21 mai > récit France

Vincent Duluc- Photo DR

"Maradona good, Pelé better, George best." C’est une inscription sur un tee-shirt accroché aux grilles du stade d’Old Trafford. Un jour comme les autres du mois de novembre 2005, gris et sans avenir, alors qu’à Belfast comme dans tout le royaume on célèbre les funérailles du plus dissipé de ses enfants terribles, George Best (1946-2005). Un éclair de génie selon ceux pour qui le football sera toujours plus que le football, qui rappelait Garrincha et annonçait Cruyff et dont la légende, ainsi qu’il convient aux héros dandys de la classe ouvrière, excède largement la carrière et le palmarès. Best faisait tout vite. Dribbler les défenseurs adverses, atteindre le sommet de son art (à 25 ans, tout était déjà consommé), se procurer le maximum de numéros de téléphones de tout ce que Londres et Marbella comptaient de chanteuses et d’actrices, en faire le meilleur usage possible pour ce séducteur invétéré, descendre toutes les réserves d’alcools de tous les pubs du Royaume-Uni et finalement, en toute logique, mourir. Vite, il a tout gagné. Plus vite encore, tout perdu. Doué à faire peur, et d’abord pour tout gâcher, George Best n’ignorait rien de ses faillites intimes.

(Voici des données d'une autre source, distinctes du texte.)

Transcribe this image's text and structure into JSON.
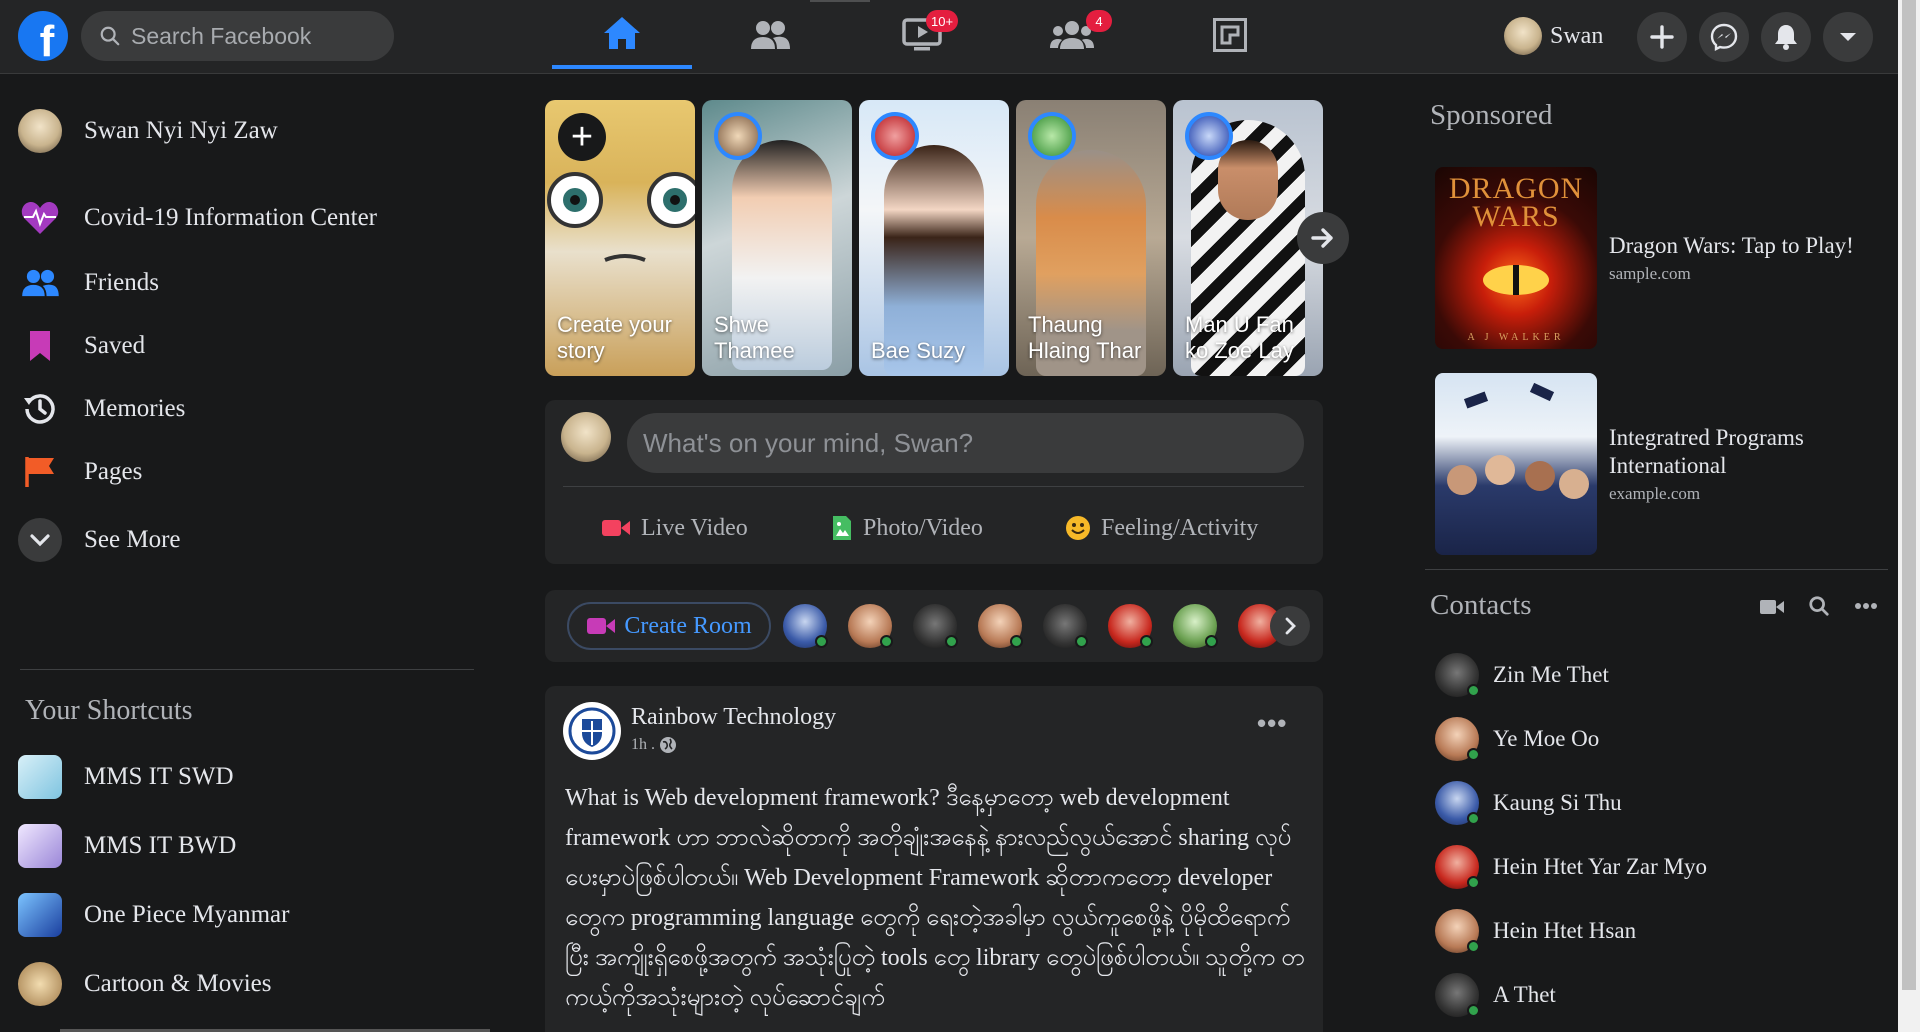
{
  "header": {
    "logo": "f",
    "search_placeholder": "Search Facebook",
    "tabs": [
      {
        "name": "home",
        "badge": ""
      },
      {
        "name": "friends",
        "badge": ""
      },
      {
        "name": "watch",
        "badge": "10+"
      },
      {
        "name": "groups",
        "badge": "4"
      },
      {
        "name": "gaming",
        "badge": ""
      }
    ],
    "profile_name": "Swan",
    "actions": [
      "plus-icon",
      "messenger-icon",
      "bell-icon",
      "caret-down-icon"
    ]
  },
  "sidebar": {
    "items": [
      {
        "label": "Swan Nyi Nyi Zaw",
        "icon": "avatar"
      },
      {
        "label": "Covid-19 Information Center",
        "icon": "heart-pulse-icon"
      },
      {
        "label": "Friends",
        "icon": "friends-icon"
      },
      {
        "label": "Saved",
        "icon": "bookmark-icon"
      },
      {
        "label": "Memories",
        "icon": "clock-history-icon"
      },
      {
        "label": "Pages",
        "icon": "flag-icon"
      },
      {
        "label": "See More",
        "icon": "chevron-down-icon"
      }
    ],
    "shortcuts_title": "Your Shortcuts",
    "shortcuts": [
      {
        "label": "MMS IT SWD"
      },
      {
        "label": "MMS IT BWD"
      },
      {
        "label": "One Piece Myanmar"
      },
      {
        "label": "Cartoon & Movies"
      }
    ]
  },
  "stories": [
    {
      "name": "Create your story"
    },
    {
      "name": "Shwe Thamee"
    },
    {
      "name": "Bae Suzy"
    },
    {
      "name": "Thaung Hlaing Thar"
    },
    {
      "name": "Man U Fan ko Zoe Lay"
    }
  ],
  "composer": {
    "placeholder": "What's on your mind, Swan?",
    "actions": [
      {
        "label": "Live Video",
        "color": "#f3425f"
      },
      {
        "label": "Photo/Video",
        "color": "#45bd62"
      },
      {
        "label": "Feeling/Activity",
        "color": "#f7b928"
      }
    ]
  },
  "rooms": {
    "create_label": "Create Room"
  },
  "post": {
    "author": "Rainbow Technology",
    "time": "1h .",
    "more": "•••",
    "text": "What is Web development framework? ဒီနေ့မှာတော့ web development framework ဟာ ဘာလဲဆိုတာကို အတိုချုံးအနေနဲ့ နားလည်လွယ်အောင် sharing လုပ်ပေးမှာပဲဖြစ်ပါတယ်။ Web Development Framework ဆိုတာကတော့ developer တွေက programming language တွေကို ရေးတဲ့အခါမှာ လွယ်ကူစေဖို့နဲ့ ပိုမိုထိရောက်ပြီး အကျိုးရှိစေဖို့အတွက် အသုံးပြုတဲ့ tools တွေ library တွေပဲဖြစ်ပါတယ်။ သူတို့က တကယ့်ကိုအသုံးများတဲ့ လုပ်ဆောင်ချက်"
  },
  "right": {
    "sponsored_title": "Sponsored",
    "ads": [
      {
        "title": "Dragon Wars: Tap to Play!",
        "url": "sample.com",
        "thumb_text": "DRAGON WARS",
        "thumb_sub": "A J WALKER"
      },
      {
        "title": "Integratred Programs International",
        "url": "example.com"
      }
    ],
    "contacts_title": "Contacts",
    "contacts": [
      {
        "name": "Zin Me Thet"
      },
      {
        "name": "Ye Moe Oo"
      },
      {
        "name": "Kaung Si Thu"
      },
      {
        "name": "Hein Htet Yar Zar Myo"
      },
      {
        "name": "Hein Htet Hsan"
      },
      {
        "name": "A Thet"
      }
    ]
  },
  "colors": {
    "background": "#18191a",
    "surface": "#242526",
    "accent": "#2d88ff",
    "badge": "#e41e3f",
    "online": "#31a24c"
  }
}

Il les affrontait, ivre, fier et droit, le sarcasme au coin des lèvres ("J’ai dépensé tout mon argent dans les voitures, l’alcool et les femmes. Tout le reste, je l’ai gaspillé"). A l’heure du "Swinging London", on le surnommait "le cinquième Beatles". Pour ce qui est de la dissipation de ses dons, il était le premier.

Le cinquième Beatles est donc le titre du livre que le journaliste Vincent Duluc consacre à cet "ange du désastre". Loin de toute hagiographie convenue, le replaçant dans son contexte historique sans rien enlever à son génie singulier, il livre un portrait qui jamais ne retranche à son sujet sa part d’enfance. Duluc a compris que le sport (le jeu des uns, le rêve des autres), c’est l’enfance. Et, parfois aussi, l’enfance de l’art. Seulement, les mots pour le dire, l’écrire, sont ici ceux de la littérature. Il y a du souffle en ces pages, une musique tenue jusqu’au bout, qui n’est pas de virtuosité gratuite. Best a vécu sa vie comme un brouillon ; c’est l’immense mérite de Vincent Duluc de remettre tout ça au propre. O. M.